Many students at OSU change majors

Salvador Castillo, the director of the Office of Institutional Research, sits in his office. Castillo believes that the frequent major changes can help students choose a major that is a good fit for them.

Erin Dose, News Contributor

Data shows high rate of undergraduates switching majors as they explore their options

Nearly 40 percent of first-year students entering Oregon State University in 2009 changed not only their major, but their college within the university, before graduation.

This data comes from the OSU Office of Institutional Research’s ‘Movement in Primary College’ study of the cohort of incoming freshman students from the fall term of 2009. According to Salvador Castillo, the director of the Office of Institutional Research, the data displays the frequency with which OSU students change majors.

“The biggest take-away is that a large portion of OSU students switch majors,” Castillo said.

The most recent data is from students who began at OSU in 2009 due to a six-year time frame for graduation.

“This is a universal standard, the six-year graduation rate, but not everyone understands why we use 6 years. We want to capture as many students that we can that have graduated, so you can compare it to other years,” Castillo said. “You don’t capture everyone, but you capture the vast majority. You could go out 10 years and capture more.”

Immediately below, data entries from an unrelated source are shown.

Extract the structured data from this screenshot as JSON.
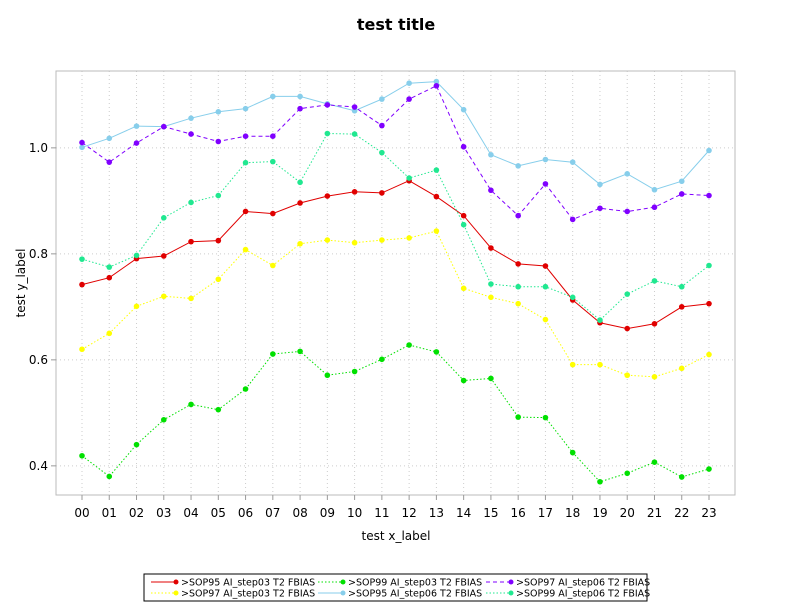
{
  "chart_data": {
    "type": "line",
    "title": "test title",
    "xlabel": "test x_label",
    "ylabel": "test y_label",
    "categories": [
      "00",
      "01",
      "02",
      "03",
      "04",
      "05",
      "06",
      "07",
      "08",
      "09",
      "10",
      "11",
      "12",
      "13",
      "14",
      "15",
      "16",
      "17",
      "18",
      "19",
      "20",
      "21",
      "22",
      "23"
    ],
    "yticks": [
      "0.4",
      "0.6",
      "0.8",
      "1.0"
    ],
    "ytick_values": [
      0.4,
      0.6,
      0.8,
      1.0
    ],
    "ylim": [
      0.345,
      1.145
    ],
    "grid": true,
    "legend_position": "bottom",
    "series": [
      {
        "name": ">SOP95 AI_step03 T2 FBIAS",
        "color": "#e00000",
        "dash": "solid",
        "values": [
          0.742,
          0.755,
          0.791,
          0.796,
          0.823,
          0.825,
          0.88,
          0.876,
          0.896,
          0.909,
          0.917,
          0.915,
          0.938,
          0.908,
          0.872,
          0.811,
          0.781,
          0.777,
          0.713,
          0.67,
          0.659,
          0.668,
          0.7,
          0.706
        ]
      },
      {
        "name": ">SOP97 AI_step03 T2 FBIAS",
        "color": "#ffff00",
        "dash": "dotted",
        "values": [
          0.62,
          0.65,
          0.701,
          0.72,
          0.716,
          0.752,
          0.808,
          0.778,
          0.819,
          0.826,
          0.821,
          0.826,
          0.83,
          0.843,
          0.735,
          0.718,
          0.706,
          0.676,
          0.591,
          0.591,
          0.571,
          0.568,
          0.584,
          0.61
        ]
      },
      {
        "name": ">SOP99 AI_step03 T2 FBIAS",
        "color": "#00e000",
        "dash": "dotted",
        "values": [
          0.419,
          0.38,
          0.44,
          0.487,
          0.516,
          0.506,
          0.545,
          0.611,
          0.616,
          0.571,
          0.578,
          0.601,
          0.628,
          0.615,
          0.561,
          0.565,
          0.492,
          0.491,
          0.425,
          0.37,
          0.386,
          0.407,
          0.379,
          0.394
        ]
      },
      {
        "name": ">SOP95 AI_step06 T2 FBIAS",
        "color": "#87ceeb",
        "dash": "solid",
        "values": [
          1.001,
          1.018,
          1.041,
          1.04,
          1.056,
          1.068,
          1.074,
          1.097,
          1.097,
          1.083,
          1.07,
          1.092,
          1.122,
          1.125,
          1.072,
          0.987,
          0.966,
          0.978,
          0.973,
          0.931,
          0.951,
          0.921,
          0.937,
          0.995
        ]
      },
      {
        "name": ">SOP97 AI_step06 T2 FBIAS",
        "color": "#8000ff",
        "dash": "dashed",
        "values": [
          1.01,
          0.973,
          1.009,
          1.04,
          1.026,
          1.012,
          1.022,
          1.022,
          1.074,
          1.081,
          1.077,
          1.042,
          1.092,
          1.117,
          1.002,
          0.92,
          0.872,
          0.932,
          0.865,
          0.886,
          0.88,
          0.888,
          0.913,
          0.91
        ]
      },
      {
        "name": ">SOP99 AI_step06 T2 FBIAS",
        "color": "#20e890",
        "dash": "dotted",
        "values": [
          0.79,
          0.775,
          0.797,
          0.868,
          0.897,
          0.91,
          0.972,
          0.974,
          0.935,
          1.027,
          1.026,
          0.991,
          0.943,
          0.958,
          0.855,
          0.743,
          0.738,
          0.738,
          0.718,
          0.675,
          0.724,
          0.749,
          0.738,
          0.778
        ]
      }
    ]
  }
}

According to Kerry Kincanon, head adviser for the University Exploratory Studies Program, some students change their major based on their surroundings.

“When there are students who are not happy in their major, it’s because there is a disconnect between them and the environment,” Kincanon said. “Interests, values and skills are foundational, and your major should fit them.”

Lyndsey Dixon, a third-year agricultural business management major, struggled to choose a major.

“I was very indecisive because people always give advice on how they would do it. My interests ranged far and wide, and since I was constantly getting conflicting opinions, my decision was made twice as hard,” Dixon said.

After exploring her major options, Dixon managed to find the right major for her.

“I stumbled across agricultural business management. This has managed to incorporate a lot of my past interests, in a way that is malleable for whatever I decide to do in the future,” Dixon said. “I am able to use my agricultural roots, but I can push them the way I need them to be.”

According to Allison Daley, a fourth-year double-major in digital communication arts and psychology, she had to try multiple options before settling on her major.

“I had to try science, philosophy and other subjects to figure out what I was most interested in,” Daley said.

According to Kincanon, some students need time to explore.

“It’s good to reflect on your experiences and how those things are fitting with your interests and values and skills,” Kincanon said. “If taking a course helps you realize you don’t want to do something, that’s valuable. It helps you, in the long run, get to the right place.”

Castillo says the data reflects the importance of exploration.

“The main thing is that it’s not necessarily bad that students switch majors. We want students to explore and find the one that fits them the best,” Castillo said. “When you come out of high school, how do you know what you’re going to like best?”

While the data from the ‘Movement in Primary College’ study shows that almost 39.5 percent of those who graduated from OSU switched colleges, according to Castillo this approach can yield an incomplete picture.

“We take the primary major and report by the college. It makes a simpler read, but it could also be misleading because it doesn’t count for multiple majors,” Castillo says.

Another error in the data could come from major programs being reassigned to other colleges, according to Castillo.

“A major that was in one college may move to another college. They haven’t really switched majors, but the major moved organizations,” Castillo said.

According to Castillo, including UESP in the cohort slightly skews the data.

“In these percentages, everyone in UESP has to move eventually, so that can be a little misleading in the number,” Castillo said.

Overall, Castillo said switching majors is to be expected with a large portion of students.

“It’s just part of the OSU experience,” Castillo said.